A United Nations and World Bank plan designed to reduce the backlog of cases and corruption in the courts was adopted by Justice Minister Sanwar Danish, Attorney General Abdul Jabar Sabit and Supreme Court judges.
Afghans, when asked about their justice system, point to two square miles of mansions surrounded by high walls and armed guards in the Sherpur section of Kabul. While Sherpur means “Den of Lions” in Dari, the language spoken in Kabul, the neighborhood acquired its nickname because residents say corrupt officials and opium dealers stole the land.
“Poor people lived there, but their land was taken away from them starting in 2002 and their homes were destroyed,” Basir Naderi, 36, said at the Internet cafe he runs on a street near Sherpur. “How can we believe in justice when those big houses keep getting built and no one does anything about it?”

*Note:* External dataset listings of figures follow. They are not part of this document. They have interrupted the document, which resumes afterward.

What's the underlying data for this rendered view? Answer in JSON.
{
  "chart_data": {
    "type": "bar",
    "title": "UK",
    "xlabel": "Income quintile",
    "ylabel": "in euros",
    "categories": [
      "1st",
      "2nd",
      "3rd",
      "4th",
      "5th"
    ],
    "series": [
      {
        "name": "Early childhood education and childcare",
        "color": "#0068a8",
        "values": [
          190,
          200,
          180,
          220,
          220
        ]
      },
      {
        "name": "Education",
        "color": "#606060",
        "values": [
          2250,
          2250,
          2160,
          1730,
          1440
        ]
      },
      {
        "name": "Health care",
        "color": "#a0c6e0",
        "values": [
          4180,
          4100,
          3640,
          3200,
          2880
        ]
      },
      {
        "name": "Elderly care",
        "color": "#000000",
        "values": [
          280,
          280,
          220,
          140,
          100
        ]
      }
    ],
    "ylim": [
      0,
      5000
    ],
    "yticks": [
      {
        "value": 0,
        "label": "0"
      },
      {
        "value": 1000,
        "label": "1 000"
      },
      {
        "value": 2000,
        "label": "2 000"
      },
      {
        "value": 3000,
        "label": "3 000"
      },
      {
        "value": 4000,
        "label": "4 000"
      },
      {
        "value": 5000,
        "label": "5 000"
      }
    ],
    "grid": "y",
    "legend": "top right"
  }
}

The “National Justice Program” adopted at Afghanistan’s Supreme Court building today is an acknowledgement that Afghans are turning increasingly to tribal and religious leaders, including the Taliban, for justice. The program will fund new courthouses, armored vehicles for judges to get to work safely, training for prosecutors and pay raises for people working in the judiciary.
“All the efforts to support the justice sector, which have been quite fragmented, will be embodied in a coherent, comprehensive program,” Chris Alexander, deputy head of the UN peacekeeping mission in Afghanistan, told reporters today. “There will be better pay and logistical support for the system.”

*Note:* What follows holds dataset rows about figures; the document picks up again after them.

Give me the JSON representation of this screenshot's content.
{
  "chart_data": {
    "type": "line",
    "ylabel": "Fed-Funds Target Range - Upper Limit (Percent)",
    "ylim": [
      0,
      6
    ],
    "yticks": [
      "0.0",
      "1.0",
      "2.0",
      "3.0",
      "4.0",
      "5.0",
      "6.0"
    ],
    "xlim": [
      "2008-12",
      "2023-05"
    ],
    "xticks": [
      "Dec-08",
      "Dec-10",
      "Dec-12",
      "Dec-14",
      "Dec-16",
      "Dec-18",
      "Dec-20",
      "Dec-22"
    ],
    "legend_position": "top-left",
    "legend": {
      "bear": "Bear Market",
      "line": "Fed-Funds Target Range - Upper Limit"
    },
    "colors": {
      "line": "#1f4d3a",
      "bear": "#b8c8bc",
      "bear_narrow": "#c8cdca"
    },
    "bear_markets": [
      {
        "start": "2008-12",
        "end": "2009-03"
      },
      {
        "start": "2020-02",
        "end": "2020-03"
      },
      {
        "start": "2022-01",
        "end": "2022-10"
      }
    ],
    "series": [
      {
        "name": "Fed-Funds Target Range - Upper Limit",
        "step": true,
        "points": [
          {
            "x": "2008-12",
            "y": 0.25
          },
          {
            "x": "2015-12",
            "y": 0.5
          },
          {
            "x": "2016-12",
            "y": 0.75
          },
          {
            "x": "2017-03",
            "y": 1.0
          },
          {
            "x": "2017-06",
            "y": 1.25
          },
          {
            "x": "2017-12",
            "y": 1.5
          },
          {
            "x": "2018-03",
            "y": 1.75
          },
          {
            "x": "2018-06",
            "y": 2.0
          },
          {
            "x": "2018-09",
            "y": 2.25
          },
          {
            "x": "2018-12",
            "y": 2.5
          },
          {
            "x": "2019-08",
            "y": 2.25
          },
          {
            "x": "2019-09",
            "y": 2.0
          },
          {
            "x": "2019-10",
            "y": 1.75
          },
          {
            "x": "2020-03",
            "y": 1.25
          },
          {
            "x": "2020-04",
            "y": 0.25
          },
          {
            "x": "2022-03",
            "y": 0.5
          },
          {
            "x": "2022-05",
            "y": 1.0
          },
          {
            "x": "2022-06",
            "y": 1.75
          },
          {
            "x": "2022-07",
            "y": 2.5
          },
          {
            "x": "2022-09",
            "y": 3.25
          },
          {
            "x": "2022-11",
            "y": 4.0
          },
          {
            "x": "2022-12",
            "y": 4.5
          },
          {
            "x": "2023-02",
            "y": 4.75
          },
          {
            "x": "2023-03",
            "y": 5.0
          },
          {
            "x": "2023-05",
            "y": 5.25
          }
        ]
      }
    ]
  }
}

Improving the justice system is vital to the nation’s recovery from 30 years of civil wars and international intervention such as the 2001 U.S.-led invasion to oust the militant Islamic Taliban then ruling the country, according to Paul Fishstein, director of the Kabul-based Afghanistan Research and Evaluation Unit, which tracks the nation’s progress.

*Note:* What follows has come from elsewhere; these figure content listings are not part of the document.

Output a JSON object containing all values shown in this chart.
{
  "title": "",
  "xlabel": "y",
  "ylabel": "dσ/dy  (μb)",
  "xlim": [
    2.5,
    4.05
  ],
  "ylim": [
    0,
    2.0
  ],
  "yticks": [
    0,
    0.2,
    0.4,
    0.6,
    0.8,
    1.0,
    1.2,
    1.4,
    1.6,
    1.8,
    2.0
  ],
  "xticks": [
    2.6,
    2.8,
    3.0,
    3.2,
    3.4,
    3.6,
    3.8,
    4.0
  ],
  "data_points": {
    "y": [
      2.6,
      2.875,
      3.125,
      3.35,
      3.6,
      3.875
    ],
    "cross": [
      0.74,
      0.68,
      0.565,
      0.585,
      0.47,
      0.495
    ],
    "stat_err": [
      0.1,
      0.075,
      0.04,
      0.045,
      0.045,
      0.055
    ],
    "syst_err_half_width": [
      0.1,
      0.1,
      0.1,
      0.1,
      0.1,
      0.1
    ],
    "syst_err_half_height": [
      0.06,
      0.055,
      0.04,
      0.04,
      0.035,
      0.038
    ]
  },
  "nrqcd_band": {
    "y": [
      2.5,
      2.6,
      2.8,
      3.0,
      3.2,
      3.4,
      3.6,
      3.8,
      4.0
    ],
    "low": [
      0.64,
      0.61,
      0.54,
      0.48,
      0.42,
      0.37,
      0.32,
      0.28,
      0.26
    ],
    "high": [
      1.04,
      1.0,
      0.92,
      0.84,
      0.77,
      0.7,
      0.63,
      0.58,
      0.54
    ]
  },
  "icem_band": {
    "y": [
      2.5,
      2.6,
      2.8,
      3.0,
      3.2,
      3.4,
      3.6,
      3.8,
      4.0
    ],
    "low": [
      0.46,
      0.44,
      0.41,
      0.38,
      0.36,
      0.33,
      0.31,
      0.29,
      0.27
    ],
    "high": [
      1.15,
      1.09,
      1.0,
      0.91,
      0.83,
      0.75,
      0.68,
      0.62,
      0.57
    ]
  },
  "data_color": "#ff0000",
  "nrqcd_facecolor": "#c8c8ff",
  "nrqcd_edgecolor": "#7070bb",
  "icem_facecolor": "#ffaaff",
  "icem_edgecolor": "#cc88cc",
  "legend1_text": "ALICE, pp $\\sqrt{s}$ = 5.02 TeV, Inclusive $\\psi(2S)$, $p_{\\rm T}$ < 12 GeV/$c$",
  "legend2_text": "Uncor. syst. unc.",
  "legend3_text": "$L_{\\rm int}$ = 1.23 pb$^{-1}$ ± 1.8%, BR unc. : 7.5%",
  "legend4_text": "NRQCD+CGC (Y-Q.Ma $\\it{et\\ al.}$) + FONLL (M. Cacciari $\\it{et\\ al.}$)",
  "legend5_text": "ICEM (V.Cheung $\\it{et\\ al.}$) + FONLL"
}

“The justice sector is just about universally considered to be one of the most problematic in terms of progress, and one of the most fundamental,” Fishstein, 55, said in an interview in his Kabul office. “It is something on which everything else stands, whether property rights, support for the state, or investment, because if there is no guarantee of property rights, people won’t make investments.”
President Hamid Karzai’s government, the U.S. and other major foreign donors have given “minimal attention” to improving the court system in recent years, the Washington-based Center for Strategic and International Studies said in a 2007 report.
“Most Afghans are reluctant to refer their cases to the formal court system because they are unable to afford the high levels of bribery required,” the report said. “A few Afghans, particularly in the south, are recalling the rule of the Taliban with nostalgia for a time when harsh justice was delivered against criminal actions.”
Many judges lack the most basic resources to administer justice, including law libraries, clerks and even electricity in courtrooms, according to Alexander. He said the justice system’s failings lead to more corruption because the government isn’t able to investigate and prosecute corruption cases.